Zen philosophy tells us there cannot be space between thought and action. Even a space as narrow as a hair’s breadth is too much.

From the moment of its invention to your recognition of it, the processing of an idea must be a fluid motion wherein the thought becomes the lyric, the ephemeral melody that flits though the mind, becomes the song. Ideas are gifts which we must not stop to ponder and dissect, but must record instantaneously with full faith and certainty. Second-guessing an intuitive thought is to change its character, thus losing its purity and splendor.

Compare songwriting to learning the technique of swordplay. At first, the student is clumsy at wielding the sword, finding the weapon cumbersome when learning the many combinations of moves devised for defense and attack.

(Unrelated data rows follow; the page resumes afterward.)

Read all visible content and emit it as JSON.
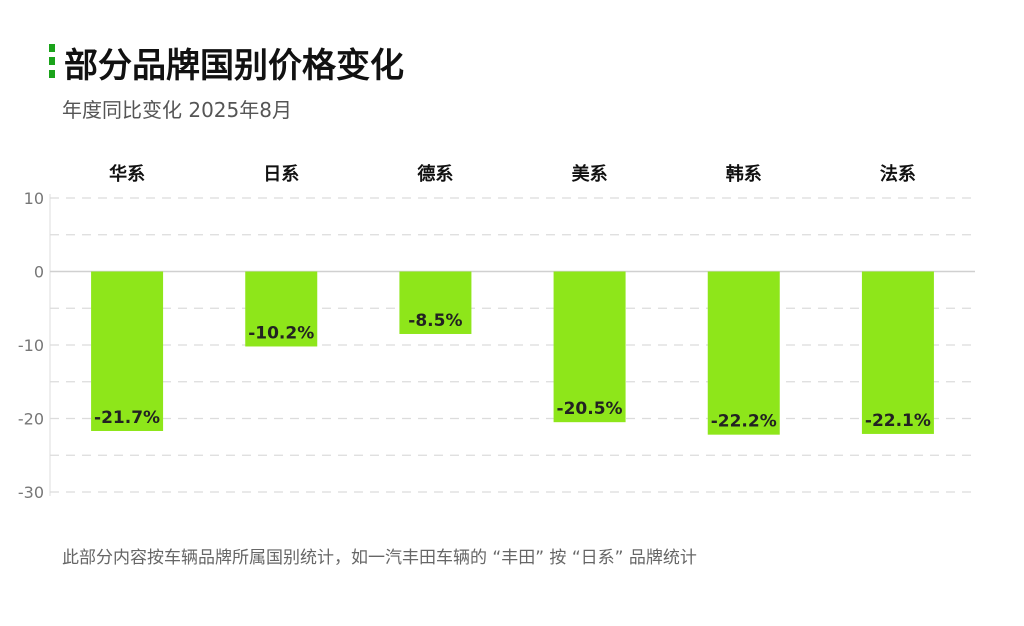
{
  "title": "部分品牌国别价格变化",
  "subtitle": "年度同比变化 2025年8月",
  "footnote": "此部分内容按车辆品牌所属国别统计，如一汽丰田车辆的 “丰田” 按 “日系” 品牌统计",
  "colors": {
    "bar": "#8ee61a",
    "accent": "#1aa31a",
    "grid": "#dcdcdc",
    "zero_line": "#d0d0d0"
  },
  "chart_data": {
    "type": "bar",
    "title": "部分品牌国别价格变化",
    "subtitle": "年度同比变化 2025年8月",
    "categories": [
      "华系",
      "日系",
      "德系",
      "美系",
      "韩系",
      "法系"
    ],
    "values": [
      -21.7,
      -10.2,
      -8.5,
      -20.5,
      -22.2,
      -22.1
    ],
    "data_labels": [
      "-21.7%",
      "-10.2%",
      "-8.5%",
      "-20.5%",
      "-22.2%",
      "-22.1%"
    ],
    "ylim": [
      -30,
      10
    ],
    "yticks": [
      10,
      0,
      -10,
      -20,
      -30
    ],
    "category_labels_position": "top",
    "grid": true,
    "xlabel": "",
    "ylabel": ""
  }
}
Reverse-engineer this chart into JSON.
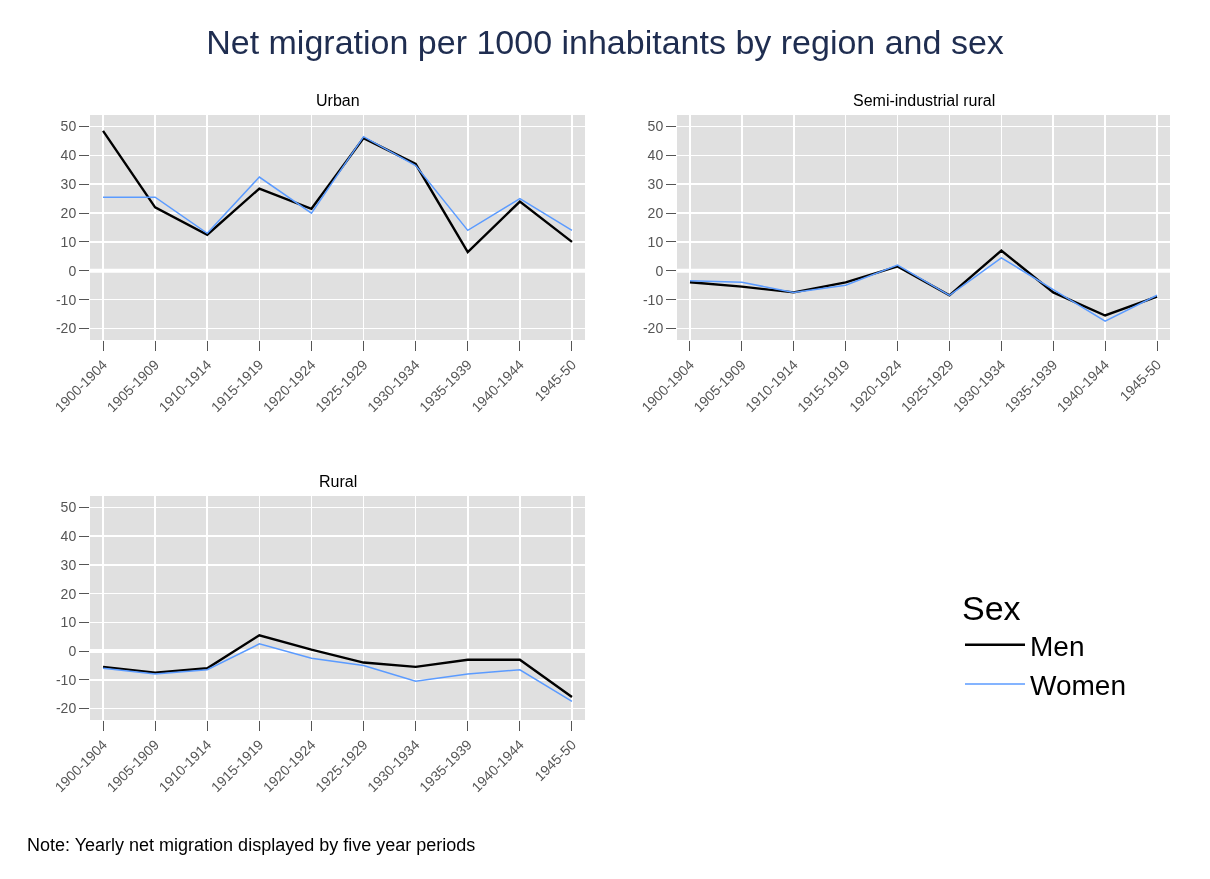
{
  "chart_data": [
    {
      "type": "line",
      "title": "Net migration per 1000 inhabitants by region and sex",
      "subtitle": "Urban",
      "categories": [
        "1900-1904",
        "1905-1909",
        "1910-1914",
        "1915-1919",
        "1920-1924",
        "1925-1929",
        "1930-1934",
        "1935-1939",
        "1940-1944",
        "1945-50"
      ],
      "series": [
        {
          "color": "#000000",
          "values": [
            48.5,
            22,
            12.5,
            28.5,
            21.5,
            46,
            37,
            6.5,
            24,
            10
          ]
        },
        {
          "color": "#5b9bff",
          "values": [
            25.5,
            25.5,
            13,
            32.5,
            20,
            46.5,
            36.5,
            14,
            25,
            14
          ]
        }
      ],
      "ylim": [
        -24,
        54
      ],
      "yticks": [
        -20,
        -10,
        0,
        10,
        20,
        30,
        40,
        50
      ],
      "grid": true,
      "ref_lines": [
        {
          "axis": "y",
          "value": 0,
          "color": "#ffffff"
        }
      ],
      "line_style": "solid"
    },
    {
      "type": "line",
      "subtitle": "Semi-industrial rural",
      "categories": [
        "1900-1904",
        "1905-1909",
        "1910-1914",
        "1915-1919",
        "1920-1924",
        "1925-1929",
        "1930-1934",
        "1935-1939",
        "1940-1944",
        "1945-50"
      ],
      "series": [
        {
          "color": "#000000",
          "values": [
            -4,
            -5.5,
            -7.5,
            -4,
            1.5,
            -8.5,
            7,
            -7.5,
            -15.5,
            -9
          ]
        },
        {
          "color": "#5b9bff",
          "values": [
            -3.5,
            -4,
            -7.5,
            -5,
            2,
            -8.5,
            4.5,
            -6.5,
            -17.5,
            -8.5
          ]
        }
      ],
      "ylim": [
        -24,
        54
      ],
      "yticks": [
        -20,
        -10,
        0,
        10,
        20,
        30,
        40,
        50
      ],
      "grid": true,
      "ref_lines": [
        {
          "axis": "y",
          "value": 0,
          "color": "#ffffff"
        }
      ],
      "line_style": "solid"
    },
    {
      "type": "line",
      "subtitle": "Rural",
      "categories": [
        "1900-1904",
        "1905-1909",
        "1910-1914",
        "1915-1919",
        "1920-1924",
        "1925-1929",
        "1930-1934",
        "1935-1939",
        "1940-1944",
        "1945-50"
      ],
      "series": [
        {
          "name": "Men",
          "color": "#000000",
          "values": [
            -5.5,
            -7.5,
            -6,
            5.5,
            0.5,
            -4,
            -5.5,
            -3,
            -3,
            -16
          ]
        },
        {
          "name": "Women",
          "color": "#5b9bff",
          "values": [
            -6,
            -8,
            -6.5,
            2.5,
            -2.5,
            -5,
            -10.5,
            -8,
            -6.5,
            -17.5
          ]
        }
      ],
      "ylim": [
        -24,
        54
      ],
      "yticks": [
        -20,
        -10,
        0,
        10,
        20,
        30,
        40,
        50
      ],
      "grid": true,
      "ref_lines": [
        {
          "axis": "y",
          "value": 0,
          "color": "#ffffff"
        }
      ],
      "line_style": "solid",
      "legend": "bottom right",
      "legend_title": "Sex",
      "annotations": [
        "Note: Yearly net migration displayed by five year periods"
      ]
    }
  ]
}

As the skill increases, the student’s confidence grows, and suddenly these same moves are accomplished without premeditation. They are smooth, correct and instantaneous. They are similar to the uninhibited moves of a first time swordsperson swinging the sword before having learned that there is a wrong and right way to do so.

The goal of a great songwriter is to achieve that point where technique is second nature, not something that has to be thought about. Like the owner of the sword who is now imbued with the sense of insight known as Zen, the songwriter becomes instinctively alert to great intuitions, a state of mind followers of Zen call zanshin. The swordmeister reacts to challenges without thinking. The songwriter reacts to a flash of enlightenment with complete knowledge upon contact with it. In other words, with a sense of Zen.

When you wrote your first poems and songs, you wrote like this, very intuitively, and had some success with your earliest work, as people who heard your first songs responded well to them, and from this you gathered that you should continue to pursue this direction. As you began to hone your craft, you became less sure, becoming aware of external pressures, such as marketability, commercialism, and pleasing various levels of members of the Music Industry. You faltered in your trust of your own intuition. It is when you master the craft well enough to be as intuitive as you were as a novice beginner, that you truly will have learned your craft.